Unlock a world of possibilities! Login now and discover the exclusive benefits awaiting you.
I'm working on a datamodel for a Datawarehouse that should meet the following major requirements :
As generic as possible (various datasources, even ones we are currently not thinking of J)
Easy to extend
Easy to support
High Performance (GUI and aggregation on facts) especially when dealing with very high amount of data (this is one of the most crucial points, please keep this always in mind when giving feedback)
Just a few words on the concept …
Objects will be defined by linking "objectclasses" to the objects. This is a bit like the associative data model approach :
Identifier Name
77 Flight BA1234
08 Heathrow Airport
32 12-Aug-1998
48 10:25am
12 arrived at
67 on
09 at
Links
Identifier Source Verb Target
74 77 12 08
03 74 67 32
64 03 09 48
As you see in the diagram, I'm trying a compromise between complexity/flexibility/performance. Hence I have choosen a not completely normalized snowflake model with splitted fact tables.
If you're giving feedback, please consider as well the "traditional" QlikView approach (Dimensions/LinkTable/Facts/Starschema) and If you see advantage of one over the other please let me know.
Thanks a ton ...
Thomas
nobody any oppinion ? is it complete nonsense ?
How often the document will be reloaded?
If you join everything in a big table the application performance will be great, but the reload performance will be poor.
If you keep this schema the application, prior the charts, could take too long to calculate, but the reload process will be faster.
best regards,
Fernando D'Agosto
ThomasWRieck wrote:nobody any oppinion ? is it complete nonsense ?
I wrote up a long opinion days ago before deciding not to post it and deleting it.
Basically, if I understand what you're thinking, I suspect you're making a mistake. Two business systems that I wrote use generic data like this. It made sense for the business systems. As you said, easy to extend, easy to support, and high performance, at least for those cases (and some would debate me on the "high performance" part). I have so far only read data from one of these systems into QlikView, and when I did, I converted all of the "virtual fields" into real QlikView fields. I do not feel that a generic database is a good data model for QlikView, even if it was a good model for the source system. Our "data warehouse" of QVDs is made up of a whole lot of specific QVDs with specific fields, not generic data, or even abstracted data.

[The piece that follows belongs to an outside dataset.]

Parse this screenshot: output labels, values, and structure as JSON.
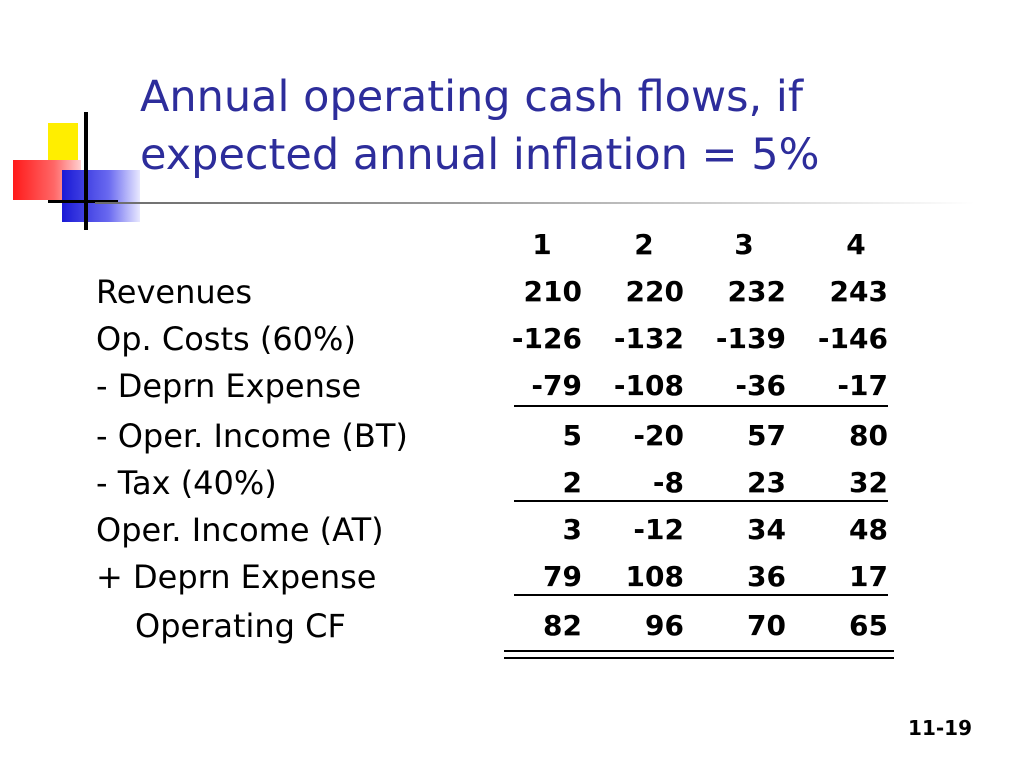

A substantial number of our source databases are at least partially-abstracted, with very general-sounding fields like "demand" "item" "consumer" "transfer method" and so on. In this case, I might store an order item in this abstract database, with demand = order item ID, item = product ID, consumer = customer ID, and transfer method = method of shipment to the customer. But when I load it into QlikView, I create a QVD specific to order items, and the fields get more concrete names like "order item", "product", "customer" and "shipment method". The abstraction goes away. Different types of objects stored in the same abstract database get split apart into multiple QVDs. I would not try to keep generic and abstract when moving the data into QlikView. I would make everything very specific, which is the opposite of what I think you are thinking of doing.
The main reason I didn't post it is that I honestly have no idea what your requirements are, or what you're thinking of doing. I don't feel confortable telling you what your data warehouse should look like based on a few small comments about how you want it to be, and my possible misinterpretation of those comments. Your shop may be completely different from my shop. If you take my advice, it might be a complete disaster, and your approach might have been much better. I simply don't have the information, or the time to learn the information, that would allow me to offer what I would consider useful advice.
Anyway, those are/were my thoughts. I probably should have just posted them the first time. At least it's better than no reply.